En réponse aux questions des médias concernant l'annonce, sous l'égide de l'UNESCO, d'un concours pour le Prix international D.I. Mendeleïev en sciences fondamentales, financé par le gouvernement russe, nous réaffirmons l'inadmissibilité des tentatives de la Russie de dissimuler ses crimes de guerre, notamment en instrumentalisant les domaines de la science, de l'éducation, de la culture et du sport.
L'État terroriste russe lance quotidiennement des frappes de missiles et de drones sur les villes ukrainiennes, détruit des infrastructures éducatives, scientifiques et culturelles, et tue des civils, dont des enfants, des scientifiques, des enseignants et des artistes. La Fédération de Russie a déjà détruit ou endommagé au moins 4456 établissements d'enseignement et 1443 instituts de recherche au cours de la guerre à grande échelle contre l'Ukraine.
Moscou viole systématiquement et de manière flagrante les buts et principes de la Charte des Nations Unies, de la Charte de l'UNESCO, et tous les principes fondamentaux qui sous-tendent le mandat de l'UNESCO visant à promouvoir la paix par le développement de l'éducation, des sciences et de la culture.
La Russie n'a rien à voir avec les découvertes et les récompenses scientifiques: c'est un pays de barbarie, d'agression et de mépris pour la vie humaine. Elle mérite le prix Darwin, et non le prix Mendeleïev.
Le ministère des affaires étrangères de l'Ukraine a interpellé à plusieurs reprises le Secrétariat de l'UNESCO afin d'exiger que l'Organisation ne soutienne ni ne promeuve, dans ses actions ou communications, les discours, propositions, initiatives et candidatures d'experts de la Fédération de Russie, qui commet des crimes de guerre en Ukraine dans les domaines des sciences, de l'éducation, de la culture et dans d'autres domaines relevant du mandat de l'UNESCO. De telles actions constituent une violation du droit international, des résolutions de l'Assemblée générale des Nations Unies et de l'UNESCO. Nous poursuivrons ce travail jusqu'à ce que nos appels motivés soient dûment pris en compte.
Le ministère des affaires étrangères et la Commission nationale ukrainienne pour l'UNESCO continueront d'œuvrer activement pour contrer l'instrumentalisation des plateformes internationales visant à blanchir l'État agresseur, protéger l'autorité de l'UNESCO et veiller au respect de ses principes et valeurs fondamentaux dans ses activités.
Nous saluons le soutien actif de l'UNESCO à l'Ukraine, notamment dans le domaine scientifique, et soulignons l'importance de la mise en œuvre du Plan d'action de l'UNESCO pour la restauration de la science en Ukraine, présenté en juillet 2025 à Kyiv et lors de la Conférence internationale sur la restauration à Rome.
Nous rappelons que l'Ukraine participe activement au Comité directeur du Programme de l'UNESCO pour la sécurité des scientifiques.
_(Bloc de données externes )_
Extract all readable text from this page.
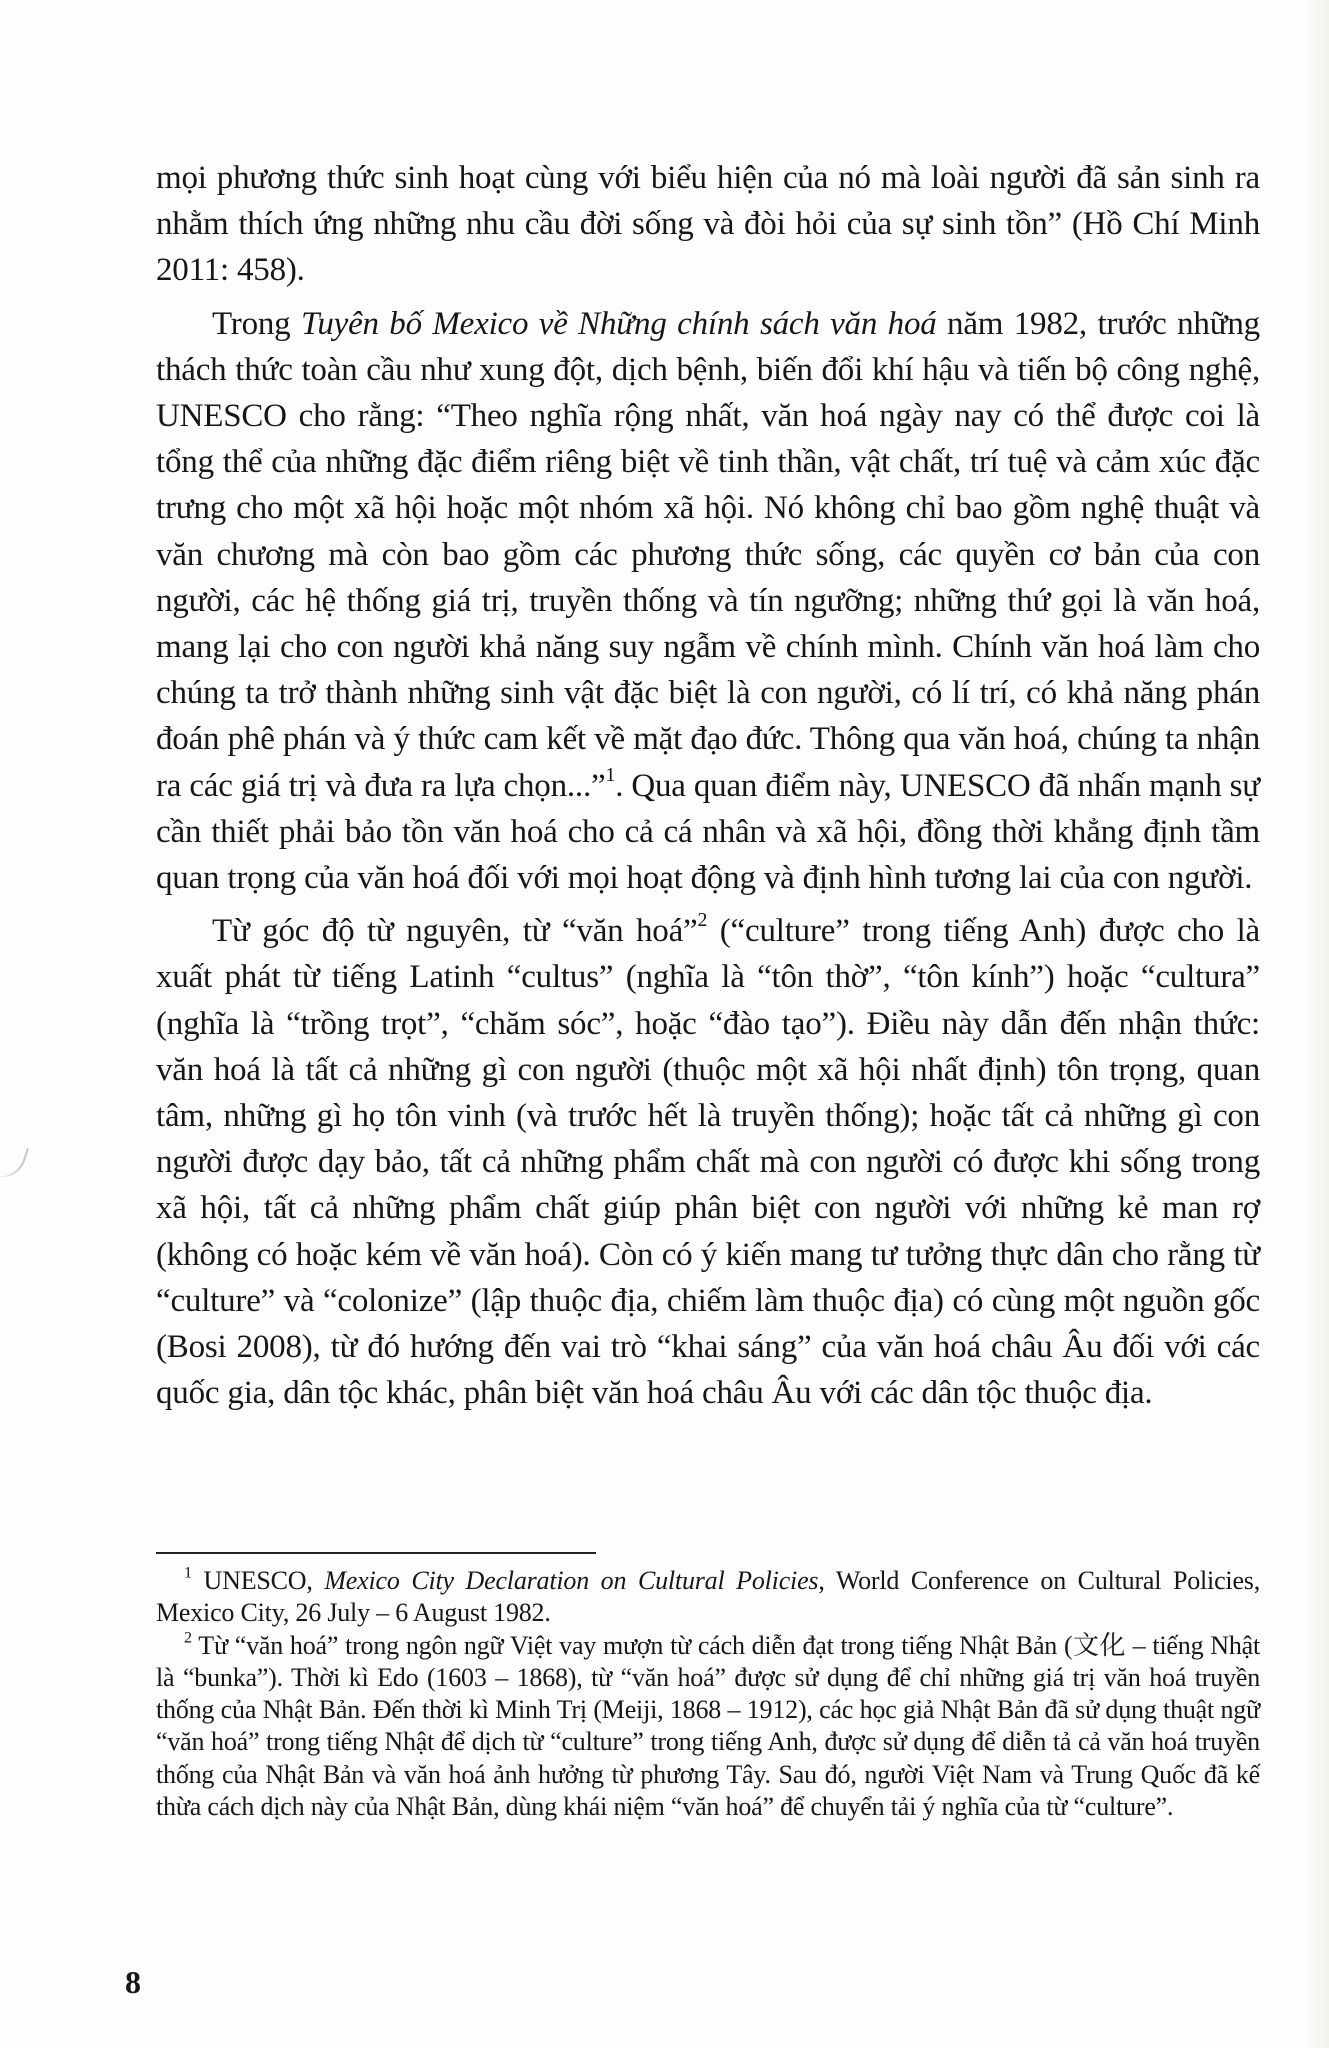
mọi phương thức sinh hoạt cùng với biểu hiện của nó mà loài người đã sản sinh ra nhằm thích ứng những nhu cầu đời sống và đòi hỏi của sự sinh tồn” (Hồ Chí Minh 2011: 458).

Trong Tuyên bố Mexico về Những chính sách văn hoá năm 1982, trước những thách thức toàn cầu như xung đột, dịch bệnh, biến đổi khí hậu và tiến bộ công nghệ, UNESCO cho rằng: “Theo nghĩa rộng nhất, văn hoá ngày nay có thể được coi là tổng thể của những đặc điểm riêng biệt về tinh thần, vật chất, trí tuệ và cảm xúc đặc trưng cho một xã hội hoặc một nhóm xã hội. Nó không chỉ bao gồm nghệ thuật và văn chương mà còn bao gồm các phương thức sống, các quyền cơ bản của con người, các hệ thống giá trị, truyền thống và tín ngưỡng; những thứ gọi là văn hoá, mang lại cho con người khả năng suy ngẫm về chính mình. Chính văn hoá làm cho chúng ta trở thành những sinh vật đặc biệt là con người, có lí trí, có khả năng phán đoán phê phán và ý thức cam kết về mặt đạo đức. Thông qua văn hoá, chúng ta nhận ra các giá trị và đưa ra lựa chọn...”$^1$. Qua quan điểm này, UNESCO đã nhấn mạnh sự cần thiết phải bảo tồn văn hoá cho cả cá nhân và xã hội, đồng thời khẳng định tầm quan trọng của văn hoá đối với mọi hoạt động và định hình tương lai của con người.

Từ góc độ từ nguyên, từ “văn hoá”$^2$ (“culture” trong tiếng Anh) được cho là xuất phát từ tiếng Latinh “cultus” (nghĩa là “tôn thờ”, “tôn kính”) hoặc “cultura” (nghĩa là “trồng trọt”, “chăm sóc”, hoặc “đào tạo”). Điều này dẫn đến nhận thức: văn hoá là tất cả những gì con người (thuộc một xã hội nhất định) tôn trọng, quan tâm, những gì họ tôn vinh (và trước hết là truyền thống); hoặc tất cả những gì con người được dạy bảo, tất cả những phẩm chất mà con người có được khi sống trong xã hội, tất cả những phẩm chất giúp phân biệt con người với những kẻ man rợ (không có hoặc kém về văn hoá). Còn có ý kiến mang tư tưởng thực dân cho rằng từ “culture” và “colonize” (lập thuộc địa, chiếm làm thuộc địa) có cùng một nguồn gốc (Bosi 2008), từ đó hướng đến vai trò “khai sáng” của văn hoá châu Âu đối với các quốc gia, dân tộc khác, phân biệt văn hoá châu Âu với các dân tộc thuộc địa.

$^1$ UNESCO, Mexico City Declaration on Cultural Policies, World Conference on Cultural Policies, Mexico City, 26 July – 6 August 1982.

$^2$ Từ “văn hoá” trong ngôn ngữ Việt vay mượn từ cách diễn đạt trong tiếng Nhật Bản (文化 – tiếng Nhật là “bunka”). Thời kì Edo (1603 – 1868), từ “văn hoá” được sử dụng để chỉ những giá trị văn hoá truyền thống của Nhật Bản. Đến thời kì Minh Trị (Meiji, 1868 – 1912), các học giả Nhật Bản đã sử dụng thuật ngữ “văn hoá” trong tiếng Nhật để dịch từ “culture” trong tiếng Anh, được sử dụng để diễn tả cả văn hoá truyền thống của Nhật Bản và văn hoá ảnh hưởng từ phương Tây. Sau đó, người Việt Nam và Trung Quốc đã kế thừa cách dịch này của Nhật Bản, dùng khái niệm “văn hoá” để chuyển tải ý nghĩa của từ “culture”.

8
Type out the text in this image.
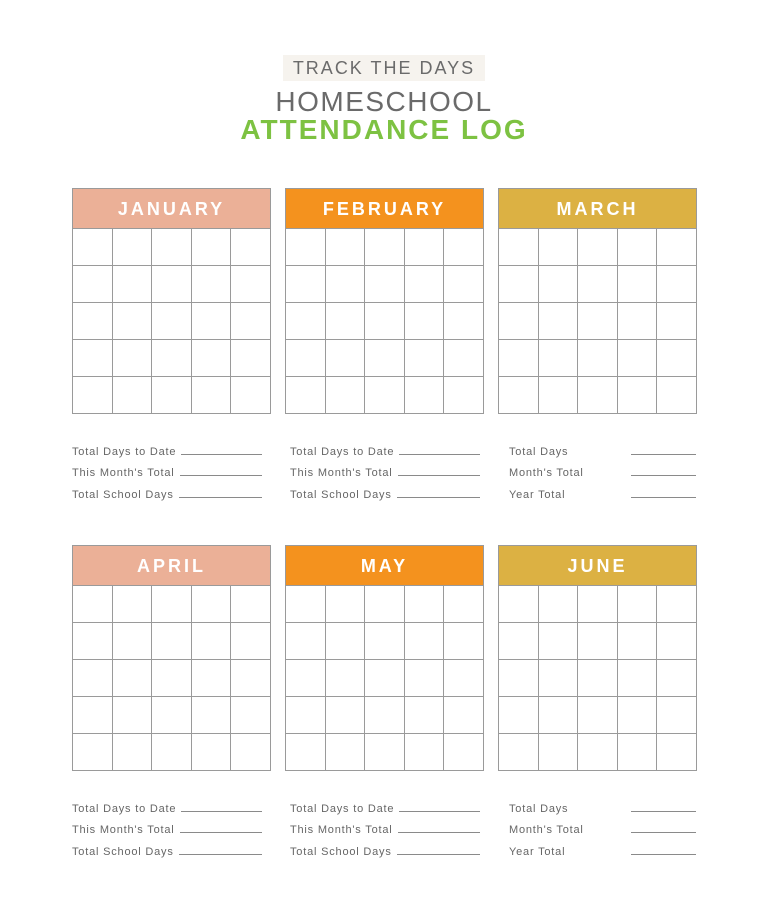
TRACK THE DAYS
HOMESCHOOL
ATTENDANCE LOG
JANUARY	FEBRUARY	MARCH
Total Days to Date
This Month's Total
Total School Days
Total Days to Date
This Month's Total
Total School Days
Total Days
Month's Total
Year Total
APRIL	MAY	JUNE
Total Days to Date
This Month's Total
Total School Days
Total Days to Date
This Month's Total
Total School Days
Total Days
Month's Total
Year Total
C'est grâce aux efforts constants de notre État que l'UNESCO a reconnu les guerres et les conflits armés comme la principale menace pour la sécurité des scientifiques dans le monde.
Le ministère des affaires étrangères de l'Ukraine appelle la communauté scientifique internationale, les États membres de l'UNESCO et toutes les parties concernées à boycotter le prix susmentionné, financé par l'État agresseur.
Nous estimons que ce prix devrait être supprimé et que le jury du concours devrait démissionner. Nous demandons à la nouvelle Directrice générale de l'UNESCO de ne pas nommer de nouveau jury.
Nous sommes convaincus que la science véritable doit servir la paix, le développement et l'humanisme, et non être instrumentalisée à des fins de propagande par un État agresseur.